Have you seen the new headline about Twitter in the news?  It may be time to double-check your corporate practices and check-in with your employees.
The top new FTC privacy probe concerns Twitter, which has been charged by the FTC for breaching a 2011 consent decree by using phone numbers and email addresses that users provided for security purposes (e.g., two-factor authentication), and using that information to target users with advertisements.  According to Twitter, the FTC has alleged that this conduct breached the 2011 consent decree (resulting from a hacker incident), which purportedly “bars Twitter for 20 years from misleading users about the extent that it protects their privacy.”  Twitter’s misuse of user’s phone numbers and email addresses for direct advertising was self-revealed by the company in an October blog post, which noted that it did not know how many people were impacted.  Twitter called the misuse “inadvertent.”  Twitter said on Monday it expected to pay between $150-250 million to resolve the FTC investigation.

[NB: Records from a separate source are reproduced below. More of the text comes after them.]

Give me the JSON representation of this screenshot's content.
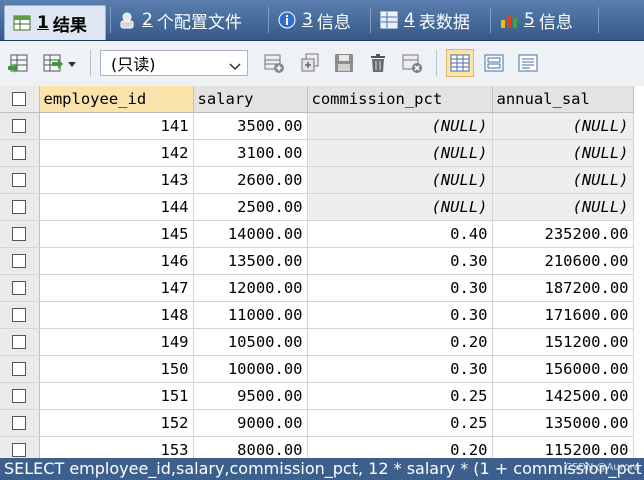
{
  "tabs": [
    {
      "num": "1",
      "label": "结果",
      "active": true,
      "icon": "result-grid-icon"
    },
    {
      "num": "2",
      "label": "个配置文件",
      "active": false,
      "icon": "profile-icon"
    },
    {
      "num": "3",
      "label": "信息",
      "active": false,
      "icon": "info-icon"
    },
    {
      "num": "4",
      "label": "表数据",
      "active": false,
      "icon": "table-data-icon"
    },
    {
      "num": "5",
      "label": "信息",
      "active": false,
      "icon": "info-chart-icon"
    }
  ],
  "toolbar": {
    "mode_select": "(只读)"
  },
  "table": {
    "columns": [
      "employee_id",
      "salary",
      "commission_pct",
      "annual_sal"
    ],
    "rows": [
      [
        "141",
        "3500.00",
        "(NULL)",
        "(NULL)"
      ],
      [
        "142",
        "3100.00",
        "(NULL)",
        "(NULL)"
      ],
      [
        "143",
        "2600.00",
        "(NULL)",
        "(NULL)"
      ],
      [
        "144",
        "2500.00",
        "(NULL)",
        "(NULL)"
      ],
      [
        "145",
        "14000.00",
        "0.40",
        "235200.00"
      ],
      [
        "146",
        "13500.00",
        "0.30",
        "210600.00"
      ],
      [
        "147",
        "12000.00",
        "0.30",
        "187200.00"
      ],
      [
        "148",
        "11000.00",
        "0.30",
        "171600.00"
      ],
      [
        "149",
        "10500.00",
        "0.20",
        "151200.00"
      ],
      [
        "150",
        "10000.00",
        "0.30",
        "156000.00"
      ],
      [
        "151",
        "9500.00",
        "0.25",
        "142500.00"
      ],
      [
        "152",
        "9000.00",
        "0.25",
        "135000.00"
      ],
      [
        "153",
        "8000.00",
        "0.20",
        "115200.00"
      ]
    ]
  },
  "status": {
    "query": "SELECT employee_id,salary,commission_pct, 12 * salary * (1 + commission_pct"
  },
  "watermark": "CSDN @Aurora",
  "colors": {
    "tabbar": "#3a5f8c",
    "header_active": "#fbe3ac",
    "null_cell": "#eeeeee"
  }
}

This story should have all corporations taking a look at their own corporate practices and making sure that similar actions are not happening within their closed doors.  All companies are “barred” from misleading users about the extent that they protect user privacy by virtue of, inter alia, FTC section 5 and state UDAP statutes.  (In Twitter’s case, because of its 2011 security incident, it also was barred via a consent decree.)  Also, with many employees working remotely these days, it may be harder for companies to oversee how different sections of the company are interacting.  Perhaps in Twitter’s case this alone led to the issue?  Who knows. 

In any event, let Twitter’s big headline be a reminder to all companies to: (1) review your privacy policy and any other representations that you make to customers regarding the privacy and security of their data; (2) review your corporate procedures (not just policies, but check in with the boots on the ground) to ensure they are consistent with your privacy policy and other representations that you make to customers; and (3) make sure corporate training events regarding privacy and security are in place, so as to create a corporate culture of data protection and privacy by design.

Mistakes happen, but diligence can prevent them…and can help serve as a defense for when they do happen.